Déplacement entre le domicile et les différents lieux de travail des salariés itinérants – confirmation de la possible intégration dans le temps de travail effectif

La chambre sociale de la Cour de cassation réaffirme sa récente position en matière de temps de trajet des salariés itinérants dans un nouvel arrêt publié (Cass. soc., 1er mars 2023, 20-21924). Pour mémoire, depuis son récent revirement (Cass. soc., 23 nov. 2022, 20-21924), la haute juridiction considère désormais que le temps de trajet d’un salarié itinérant entre son domicile et son premier lieu de travail ou entre son dernier lieu de travail et son domicile, peut constituer du temps de travail effectif générant notamment des heures supplémentaires majorées (voir notre précédent flash ici).

La décision du 1er mars dernier permet de dégager de nouveaux points de vigilance pour les employeurs dans la gestion des temps de déplacements professionnels des salariés n’ayant pas de lieu habituel de travail. En premier lieu, elle rappelle le principe : « lorsque les temps de déplacements accomplis par un salarié itinérant entre son domicile et les sites des premier et dernier clients répondent à la définition du temps de travail effectif telle qu’elle est fixée par l’article L. 3121-1 du code du travail, ces temps ne relèvent pas du champ d’application de l’article L. 3121-4 du même code » (Cass. soc., 1er mars 2023, 20-21924, § 9). Il est donc désormais acquis que les dispositions de l’article L3121-4 du code du travail prévoyant que les temps de trajets domicile/lieu de travail ne constituent pas du temps de travail effectif, peuvent être écartées lorsque le salarié est itinérant.

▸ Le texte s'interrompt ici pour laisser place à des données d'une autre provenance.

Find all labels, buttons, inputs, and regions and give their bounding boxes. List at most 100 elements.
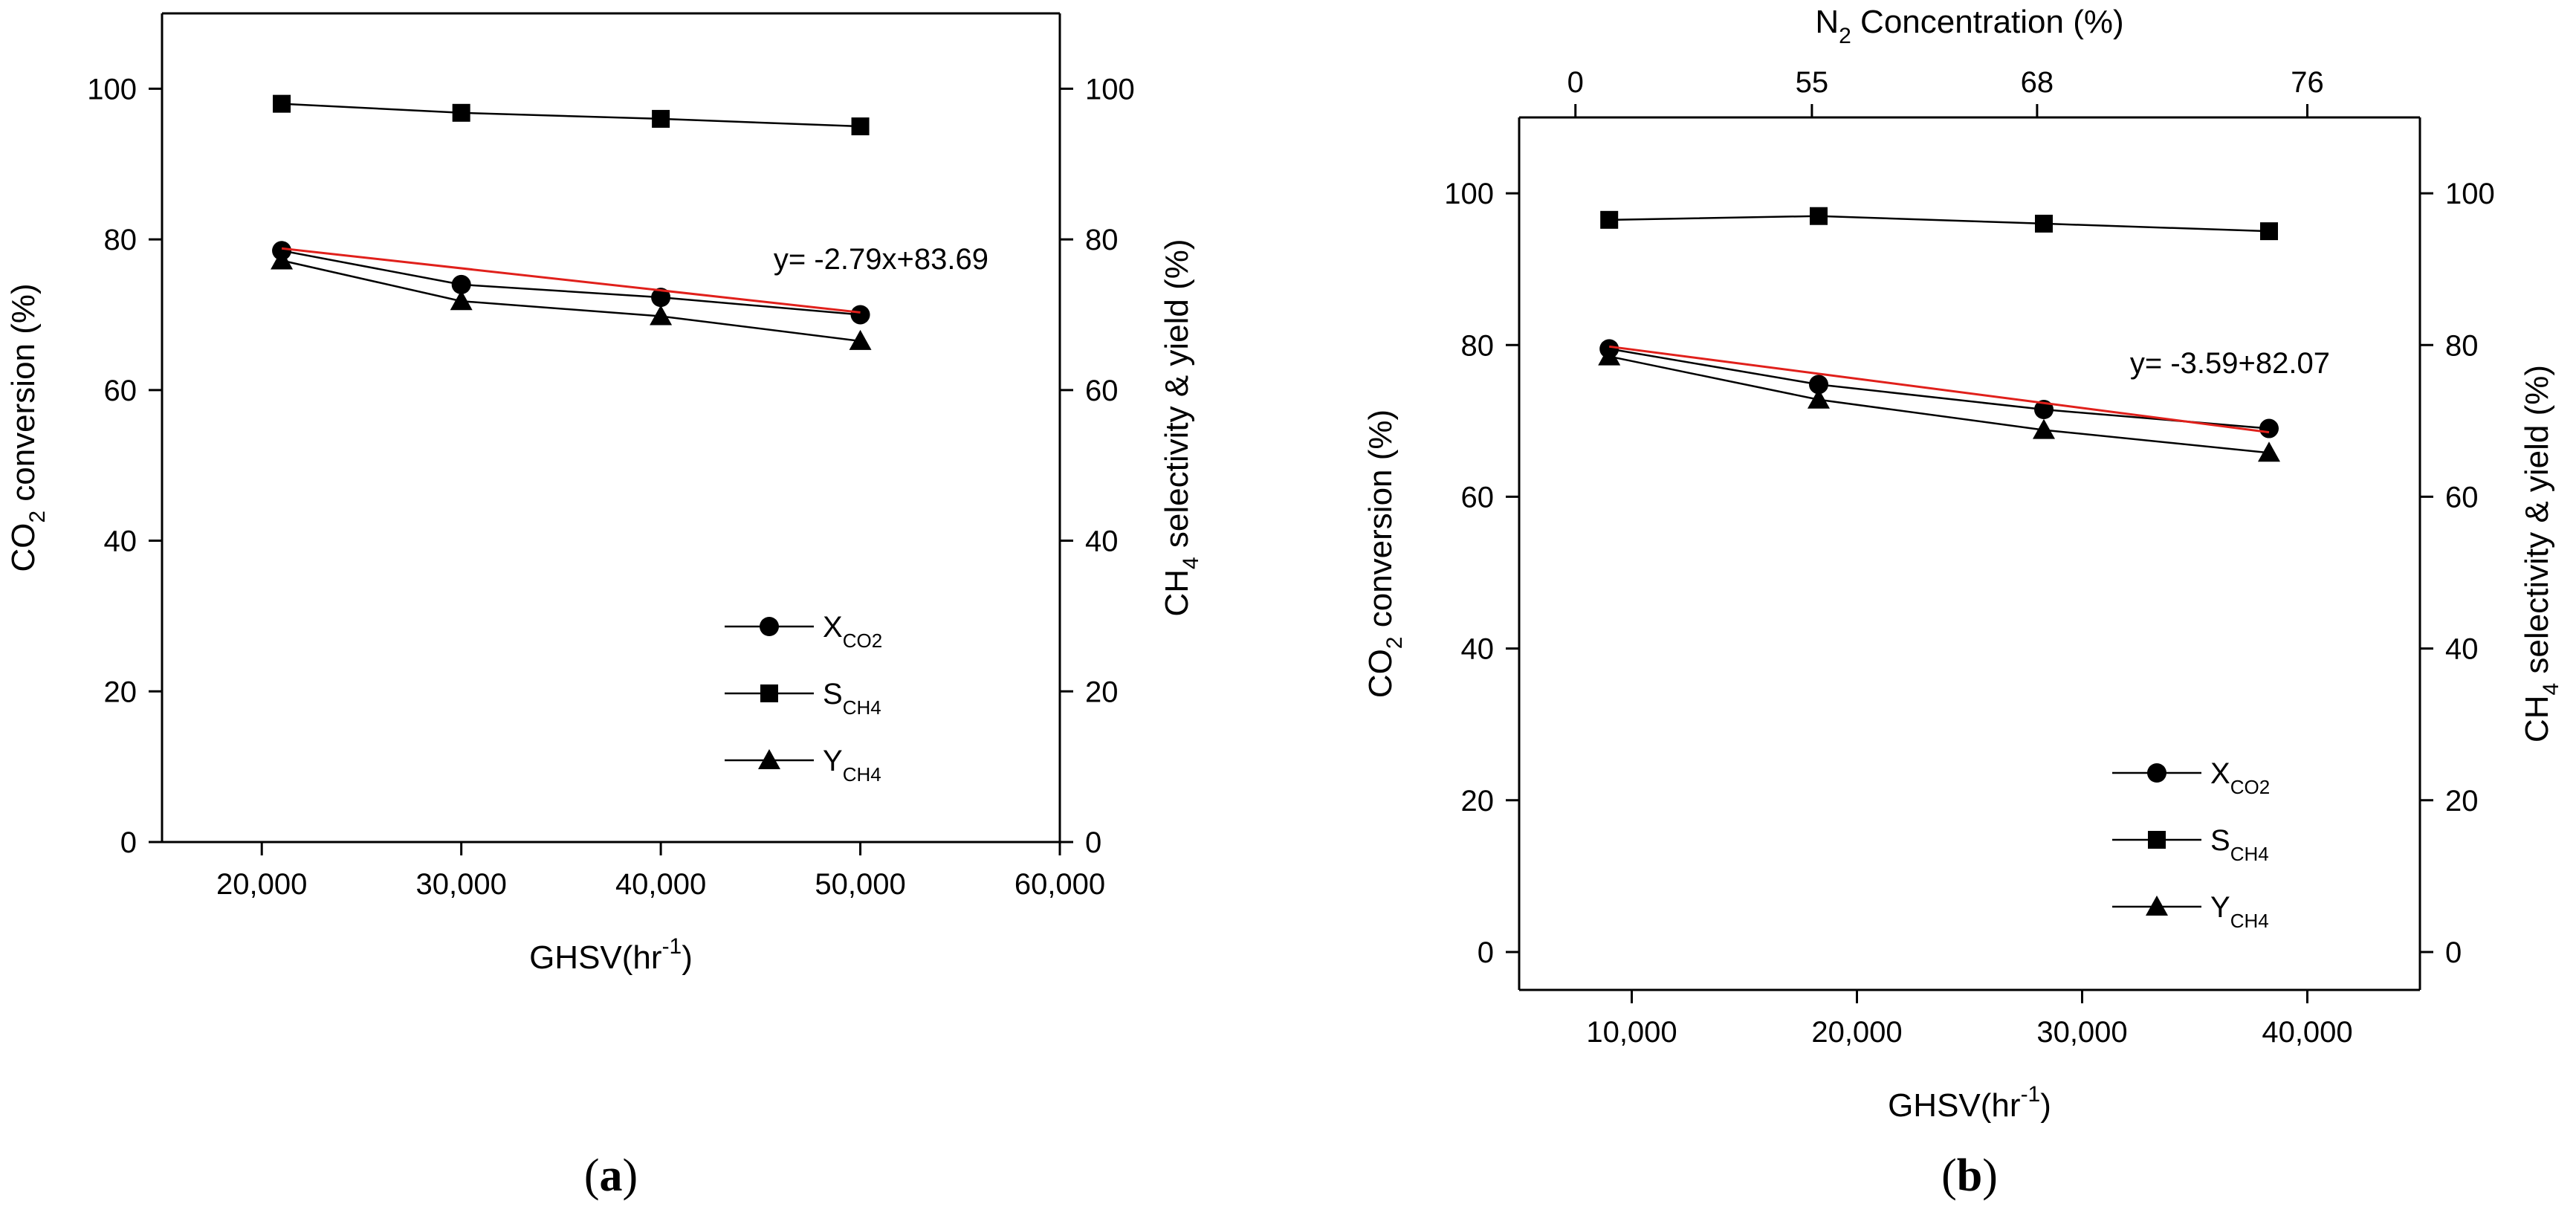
- data-point-triangle: [450, 290, 473, 311]
- y-tick-label-left: 100: [1444, 178, 1494, 210]
- x-tick-label: 30,000: [415, 868, 506, 901]
- y-tick-label-right: 100: [2445, 178, 2495, 210]
- y-tick-label-right: 80: [1085, 224, 1119, 256]
- legend-marker-triangle: [758, 749, 780, 769]
- legend-entry-name: Y: [2210, 891, 2230, 924]
- y-tick-label-right: 60: [2445, 481, 2479, 514]
- fit-equation-label: y= -2.79x+83.69: [774, 243, 988, 276]
- x-axis-label-main: GHSV(hr: [529, 939, 661, 976]
- legend-entry-name: S: [823, 678, 843, 710]
- series-y-ch4: [271, 249, 872, 350]
- series-s-ch4: [1600, 207, 2278, 241]
- data-point-triangle: [2257, 441, 2280, 462]
- y-label-right-post: selectivity & yield (%): [2519, 365, 2555, 683]
- x-tick-label: 40,000: [615, 868, 706, 901]
- y-tick-label-right: 20: [2445, 785, 2479, 818]
- data-point-triangle: [1807, 388, 1830, 409]
- y-label-left-sub: 2: [1382, 636, 1407, 649]
- y-label-left-post: conversion (%): [1362, 409, 1399, 637]
- legend-marker-circle: [760, 617, 779, 636]
- legend-entry-name: X: [823, 611, 843, 644]
- panel-label-open: (: [584, 1150, 600, 1201]
- series-x-co2: [1599, 339, 2279, 438]
- panel-label-close: ): [1982, 1150, 1998, 1201]
- top-axis-tick-label: 55: [1796, 66, 1829, 99]
- y-tick-label-right: 0: [2445, 936, 2462, 969]
- y-tick-label-right: 40: [2445, 633, 2479, 666]
- y-label-right-sub: 4: [1179, 557, 1203, 569]
- data-point-square: [1600, 210, 1619, 229]
- legend-marker-triangle: [2146, 896, 2168, 916]
- y-tick-label-left: 60: [104, 375, 137, 407]
- y-axis-label-right: CH4 selectivity & yield (%): [2519, 365, 2563, 742]
- legend-entry-sub: CH4: [2230, 910, 2269, 932]
- series-s-ch4: [273, 94, 870, 136]
- top-axis-label: N2 Concentration (%): [1815, 4, 2123, 48]
- y-label-right-post: selectivity & yield (%): [1159, 239, 1195, 557]
- x-tick-label: 10,000: [1586, 1016, 1677, 1049]
- y-tick-label-right: 80: [2445, 329, 2479, 362]
- x-axis-label-sup: -1: [2021, 1082, 2041, 1107]
- y-tick-label-left: 20: [1461, 785, 1495, 818]
- y-tick-label-left: 20: [104, 676, 137, 708]
- y-tick-label-left: 80: [104, 224, 137, 256]
- x-tick-label: 50,000: [815, 868, 905, 901]
- x-tick-label: 40,000: [2262, 1016, 2352, 1049]
- top-axis-label-pre: N: [1815, 4, 1839, 40]
- data-point-square: [1809, 207, 1828, 225]
- series-line: [1608, 348, 2270, 430]
- panel-label-a: (a): [584, 1150, 638, 1201]
- series-y-ch4: [1598, 345, 2280, 462]
- y-tick-label-right: 20: [1085, 676, 1119, 708]
- legend-entry-label: SCH4: [823, 678, 881, 719]
- top-axis-label-sub: 2: [1839, 24, 1851, 48]
- top-axis-tick-label: 0: [1567, 66, 1584, 99]
- data-point-square: [2034, 214, 2053, 233]
- y-axis-label-left: CO2 conversion (%): [1362, 409, 1407, 698]
- y-label-left-sub: 2: [25, 511, 50, 523]
- data-point-circle: [451, 274, 471, 294]
- top-axis-tick-label: 76: [2291, 66, 2324, 99]
- legend-entry-sub: CH4: [2230, 843, 2269, 865]
- y-tick-label-right: 0: [1085, 826, 1101, 859]
- y-tick-label-left: 0: [120, 826, 137, 859]
- legend-entry-label: SCH4: [2210, 824, 2269, 865]
- data-point-square: [851, 117, 870, 136]
- x-axis-label: GHSV(hr-1): [529, 934, 693, 976]
- x-tick-label: 30,000: [2036, 1016, 2127, 1049]
- panel-label-close: ): [623, 1150, 638, 1201]
- data-point-square: [2259, 222, 2278, 241]
- y-label-left-pre: CO: [1362, 649, 1399, 698]
- data-point-triangle: [650, 305, 673, 326]
- y-tick-label-right: 100: [1085, 73, 1135, 106]
- y-tick-label-left: 40: [104, 525, 137, 558]
- legend-marker-square: [2148, 831, 2166, 849]
- series-x-co2: [272, 241, 870, 325]
- data-point-square: [273, 94, 291, 113]
- legend-entry-name: X: [2210, 757, 2230, 790]
- legend-entry-sub: CH4: [843, 696, 881, 719]
- legend-entry-name: Y: [823, 745, 843, 777]
- data-point-circle: [850, 305, 870, 325]
- x-axis-label-sup: -1: [662, 934, 682, 959]
- data-point-square: [452, 103, 470, 122]
- y-tick-label-left: 0: [1478, 936, 1494, 969]
- data-point-circle: [1808, 375, 1828, 395]
- legend-entry-label: YCH4: [2210, 891, 2269, 932]
- y-tick-label-right: 60: [1085, 375, 1119, 407]
- fit-equation-label: y= -3.59+82.07: [2130, 347, 2330, 380]
- x-axis-label-tail: ): [682, 939, 693, 976]
- data-point-circle: [651, 288, 671, 308]
- x-axis-label-main: GHSV(hr: [1888, 1087, 2020, 1124]
- x-axis-label: GHSV(hr-1): [1888, 1082, 2051, 1124]
- fit-line: [1609, 345, 2270, 434]
- series-line: [1609, 215, 2270, 233]
- panel-label-letter: a: [600, 1150, 623, 1201]
- data-point-triangle: [849, 329, 872, 350]
- panel-label-b: (b): [1941, 1150, 1998, 1201]
- legend-entry-sub: CO2: [2230, 776, 2270, 798]
- y-label-right-sub: 4: [2539, 683, 2563, 696]
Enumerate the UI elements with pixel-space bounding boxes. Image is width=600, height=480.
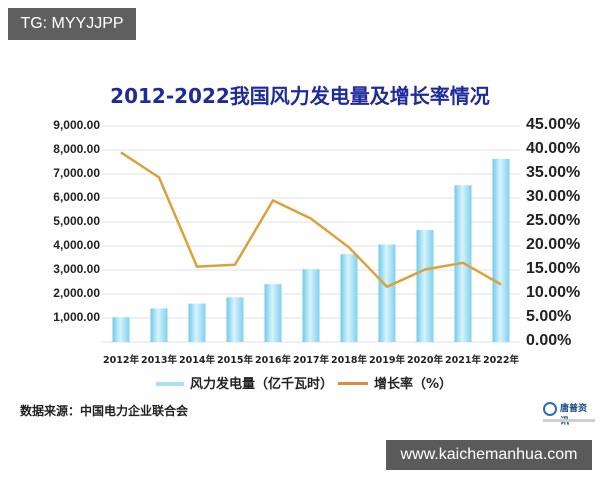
right-axis-tick: 10.00% [526,284,581,301]
line-series [120,151,502,289]
bar-series [112,158,510,342]
bar [340,254,358,342]
legend-line-swatch [338,382,368,385]
x-axis-tick: 2015年 [217,355,253,366]
right-axis-tick: 0.00% [526,332,572,349]
x-axis-tick: 2012年 [103,355,139,366]
x-axis-tick: 2020年 [407,355,443,366]
left-axis-tick: 7,000.00 [53,166,100,180]
right-axis-tick: 25.00% [526,212,581,229]
bar [150,308,168,342]
right-axis-tick: 30.00% [526,188,581,205]
left-axis-tick: 6,000.00 [53,190,100,204]
bar [416,229,434,342]
bar [302,269,320,342]
x-axis-tick: 2013年 [141,355,177,366]
right-axis-tick: 20.00% [526,236,581,253]
bar [226,297,244,342]
right-axis-tick: 35.00% [526,164,581,181]
left-axis-tick: 3,000.00 [53,262,100,276]
watermark-site: www.kaichemanhua.com [386,440,592,470]
logo-underline [543,419,595,422]
legend: 风力发电量（亿千瓦时） 增长率（%） [0,370,600,394]
right-axis-tick: 15.00% [526,260,581,277]
legend-bar-label: 风力发电量（亿千瓦时） [190,377,334,392]
left-axis-tick: 1,000.00 [53,310,100,324]
left-axis-tick: 8,000.00 [53,142,100,156]
publisher-logo: 唐普资讯 [543,400,595,427]
logo-icon [543,402,557,416]
watermark-tag: TG: MYYJJPP [8,8,136,40]
x-axis-tick: 2021年 [445,355,481,366]
data-source: 数据来源：中国电力企业联合会 [20,404,189,418]
left-axis-tick: 9,000.00 [53,118,100,132]
right-axis-tick: 5.00% [526,308,572,325]
x-axis-tick: 2018年 [331,355,367,366]
bar [264,284,282,342]
left-axis-tick: 5,000.00 [53,214,100,228]
bar [492,158,510,342]
x-axis-tick: 2017年 [293,355,329,366]
legend-line-label: 增长率（%） [374,377,453,392]
x-axis-tick: 2016年 [255,355,291,366]
left-axis-tick: 4,000.00 [53,238,100,252]
bar [378,244,396,342]
left-axis-tick: 2,000.00 [53,286,100,300]
legend-bar-swatch [156,382,184,386]
chart-title: 2012-2022我国风力发电量及增长率情况 [110,84,490,108]
logo-text: 唐普资讯 [560,404,588,427]
x-axis-tick: 2014年 [179,355,215,366]
x-axis-tick: 2022年 [483,355,519,366]
x-axis-tick: 2019年 [369,355,405,366]
right-axis-tick: 40.00% [526,140,581,157]
bar [188,303,206,342]
right-axis-tick: 45.00% [526,116,581,133]
bar [112,317,130,342]
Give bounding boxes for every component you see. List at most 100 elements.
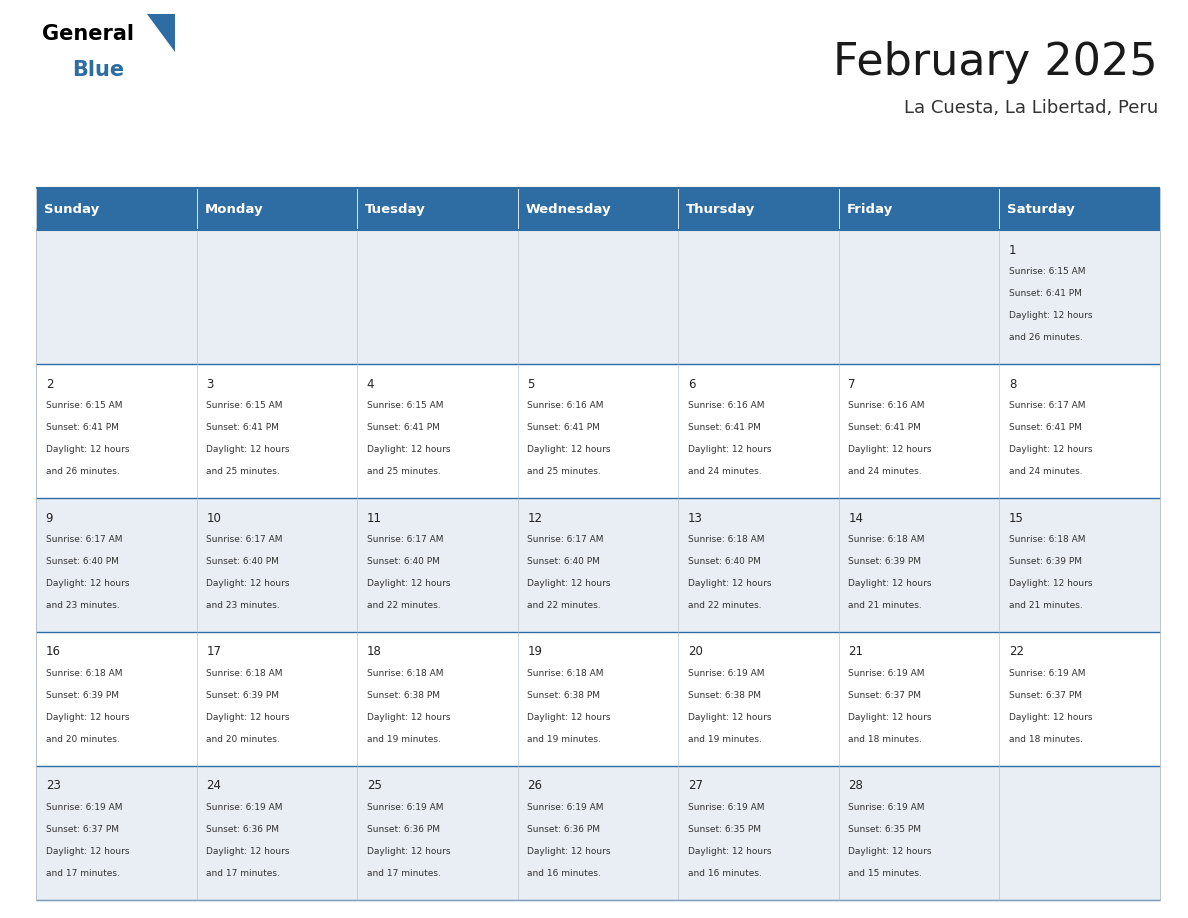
Text: Monday: Monday (204, 203, 264, 216)
Text: February 2025: February 2025 (833, 40, 1158, 84)
Text: Sunset: 6:35 PM: Sunset: 6:35 PM (688, 825, 762, 834)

Pour appliquer la qualification de temps de travail effectif à ces déplacements, dans son nouvel arrêt, la Cour de cassation retient (i) le défaut d’autonomie du salarié durant ses trajets au regard d’un planning prévisionnel des rendez-vous clients fixés avec son employeur, (ii) l’usage à cette occasion par le salarié d’un véhicule de service et (iii) le fait que le salarié était amené à transporter, lors de ses déplacements, des pièces détachées commandées par les clients.

Dès lors, ces temps de trajet pouvaient être invoqués au soutien d’une demande de rappel de salaire au titre des heures supplémentaires faute pour la cour d’appel d’avoir statué par des motifs suffisant à établir que « le salarié ne se tenait pas à la disposition de l’employeur » (Cass. soc., 1er mars 2023, 20-21924, § 13).

La Cour de cassation privilégie donc une appréciation in concreto en déterminant la réalité des contraintes auxquelles sont soumis les salariés itinérants durant leur temps de trajet entre leur domicile et leurs clients afin de caractériser le régime juridique qui leur est applicable. Si la charge de la preuve semble toujours peser sur le salarié, il n’en demeure pas moins que la haute juridiction impose aux juges du fond de procéder sérieusement à cette appréciation sans pouvoir trop facilement écarter la demande du salarié qui avance un faisceau d’indices tendant à démontrer qu’il se tient à la disposition de son employeur sans pouvoir vaquer à ses occupations personnelles durant les trajets litigieux.

Pour rappel, dans l’arrêt du 23 novembre 2022 à l’origine du revirement de jurisprudence, la Cour de cassation avait notamment retenu l’usage par le salarié itinérant de son téléphone professionnel durant ses trajets professionnels pour répondre aux clients, comme critère de caractérisation du temps de travail effectif (Cass. soc., 23 nov. 2022, 20-21924).

Les entreprises concernées devront donc s’attacher particulièrement à déterminer, au cas par cas, le poste, les tâches, l’autonomie, les moyens et les contraintes professionnelles de leurs salariés itinérants lors de leur temps de trajet professionnel pour garantir la juste qualification de ces temps de trajet entre le domicile du salarié et ses clients. Lorsque cela est possible, le recours au forfait en jours annualisé devra être privilégié pour les salariés itinérants.